А после разговор пошёл о плане следующего сражения. И вот тут Волкову уже не нравилось всё.
– Адъютант Мильке, будьте добры, огласите разработанный нами план, – предложил генерал.
Мильке встал и стал на наспех нарисованной карте объяснять диспозицию.
– Господа, ничего иного придумать тут нельзя, у нас два полка, и имеем мы два брода. Мы посчитали, что полк полковника Эберста переправляется здесь у лагеря, – Мильке указал пальцем место на карте, – у западного брода, а полковник Фолькоф форсирует реку у восточного брода.
Это был как раз тот брод, по дороге к которому была разгромлена вторая рота капитана Бертье.
– Тот из полковников, кто первым выйдет на тот берег и построится в боевые порядки, обеспечит переправу кавалерии, – продолжал Мильке, – и сразу поможет другому, если у другого возникнут трудности с переправой.
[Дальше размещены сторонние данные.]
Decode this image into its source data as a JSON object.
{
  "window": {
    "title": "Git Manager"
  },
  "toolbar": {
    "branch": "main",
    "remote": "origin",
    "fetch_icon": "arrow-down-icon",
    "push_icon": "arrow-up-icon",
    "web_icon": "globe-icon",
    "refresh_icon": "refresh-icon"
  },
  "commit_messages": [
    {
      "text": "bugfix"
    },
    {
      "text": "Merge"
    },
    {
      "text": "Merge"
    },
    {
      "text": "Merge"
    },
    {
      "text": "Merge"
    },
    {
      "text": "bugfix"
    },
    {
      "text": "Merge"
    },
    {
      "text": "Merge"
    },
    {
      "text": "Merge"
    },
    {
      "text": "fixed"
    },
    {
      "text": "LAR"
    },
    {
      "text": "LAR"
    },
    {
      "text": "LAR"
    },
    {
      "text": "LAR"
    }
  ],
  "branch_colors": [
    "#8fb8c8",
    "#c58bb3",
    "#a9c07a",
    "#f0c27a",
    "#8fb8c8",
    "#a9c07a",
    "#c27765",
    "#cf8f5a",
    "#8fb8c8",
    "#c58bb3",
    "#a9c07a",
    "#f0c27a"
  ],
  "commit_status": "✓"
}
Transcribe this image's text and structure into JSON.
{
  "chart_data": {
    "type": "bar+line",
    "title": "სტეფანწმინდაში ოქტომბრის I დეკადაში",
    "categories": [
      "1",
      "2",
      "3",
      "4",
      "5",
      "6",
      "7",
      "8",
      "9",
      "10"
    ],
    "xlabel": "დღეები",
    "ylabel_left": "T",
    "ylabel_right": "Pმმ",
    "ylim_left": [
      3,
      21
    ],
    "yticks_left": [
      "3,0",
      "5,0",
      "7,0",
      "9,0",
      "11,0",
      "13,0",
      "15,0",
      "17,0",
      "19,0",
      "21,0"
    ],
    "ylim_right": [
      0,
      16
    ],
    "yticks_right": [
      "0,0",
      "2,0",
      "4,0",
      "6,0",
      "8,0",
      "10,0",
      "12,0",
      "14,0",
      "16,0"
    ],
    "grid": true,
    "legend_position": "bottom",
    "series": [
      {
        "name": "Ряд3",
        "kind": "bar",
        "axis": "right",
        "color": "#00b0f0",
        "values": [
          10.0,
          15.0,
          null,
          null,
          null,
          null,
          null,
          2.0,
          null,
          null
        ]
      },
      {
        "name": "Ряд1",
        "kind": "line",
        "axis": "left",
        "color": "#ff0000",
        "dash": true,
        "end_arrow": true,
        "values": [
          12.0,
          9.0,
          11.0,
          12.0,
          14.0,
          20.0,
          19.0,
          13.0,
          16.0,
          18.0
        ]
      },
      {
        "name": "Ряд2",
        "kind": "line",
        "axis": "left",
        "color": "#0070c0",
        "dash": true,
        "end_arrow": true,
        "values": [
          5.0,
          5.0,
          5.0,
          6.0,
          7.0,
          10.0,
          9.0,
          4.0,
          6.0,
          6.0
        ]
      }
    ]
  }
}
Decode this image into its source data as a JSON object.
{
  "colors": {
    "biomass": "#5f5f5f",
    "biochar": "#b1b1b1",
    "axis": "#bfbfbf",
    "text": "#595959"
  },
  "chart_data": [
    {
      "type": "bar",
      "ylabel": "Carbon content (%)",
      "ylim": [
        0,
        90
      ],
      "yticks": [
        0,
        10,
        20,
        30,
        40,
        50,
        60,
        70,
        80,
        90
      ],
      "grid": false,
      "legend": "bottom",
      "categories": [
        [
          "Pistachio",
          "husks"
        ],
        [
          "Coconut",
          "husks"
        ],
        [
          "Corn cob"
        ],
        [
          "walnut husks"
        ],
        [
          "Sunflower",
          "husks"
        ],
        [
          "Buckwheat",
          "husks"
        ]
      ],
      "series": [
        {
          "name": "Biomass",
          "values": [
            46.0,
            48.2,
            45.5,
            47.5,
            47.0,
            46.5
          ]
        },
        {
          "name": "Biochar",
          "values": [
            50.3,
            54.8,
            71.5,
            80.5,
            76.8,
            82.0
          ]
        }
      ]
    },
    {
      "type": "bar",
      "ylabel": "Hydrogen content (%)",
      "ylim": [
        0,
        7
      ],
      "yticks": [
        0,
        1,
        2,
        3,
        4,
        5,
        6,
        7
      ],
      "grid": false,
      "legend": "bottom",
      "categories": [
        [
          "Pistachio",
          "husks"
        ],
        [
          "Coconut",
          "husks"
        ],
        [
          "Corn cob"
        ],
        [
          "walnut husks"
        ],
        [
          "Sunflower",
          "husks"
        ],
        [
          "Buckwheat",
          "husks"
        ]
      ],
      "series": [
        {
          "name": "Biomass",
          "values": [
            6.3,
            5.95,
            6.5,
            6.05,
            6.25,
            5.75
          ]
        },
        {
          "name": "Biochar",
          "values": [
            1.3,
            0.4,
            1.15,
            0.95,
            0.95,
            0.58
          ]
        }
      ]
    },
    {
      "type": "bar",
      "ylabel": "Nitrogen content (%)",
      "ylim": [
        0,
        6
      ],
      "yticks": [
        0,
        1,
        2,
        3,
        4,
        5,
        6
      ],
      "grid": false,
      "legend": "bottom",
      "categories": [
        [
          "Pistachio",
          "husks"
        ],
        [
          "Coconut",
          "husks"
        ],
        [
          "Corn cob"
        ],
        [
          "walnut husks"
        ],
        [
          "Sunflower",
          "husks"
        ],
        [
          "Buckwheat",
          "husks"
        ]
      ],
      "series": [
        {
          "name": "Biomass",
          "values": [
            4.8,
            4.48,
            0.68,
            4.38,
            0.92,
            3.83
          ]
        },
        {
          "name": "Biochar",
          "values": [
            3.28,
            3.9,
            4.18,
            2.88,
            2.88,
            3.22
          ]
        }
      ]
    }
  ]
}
Думаю, что удержать оба полка на реке у мужичья силёнок не хватит.
«Это как пойдёт».
– По нашим подсчётам, хамов не больше двух с половиной тысяч, – вставил слово фон Беренштайн. – Продолжайте, адъютант.
Мильке поклонился и продолжил:
– Оттеснив противника от берега, мы дадим ландскнехтам и стрелкам переправиться на тот берег и начнём наступление на лагерь врага. Я уверен, что в поле мы их опрокинем. Главное – не дать им укрыться в лагере.
«Уж очень всё гладко у вас, вы уже мечтаете, чтобы они не сбежали. Не рано ли?».
– Наша кавалерия должна будет отрезать быдло от моста на Рункель. А пехота – до вечера прижать их к реке и перетопить в ней, – снова заговорил генерал. – Если же они запрутся в лагере, то нам придётся переправлять на тот берег артиллерию, которую столь любезно нанял полковник Фолькоф. Вот таков план. Есть ли возражения, господа? Дополнения? Вопросы?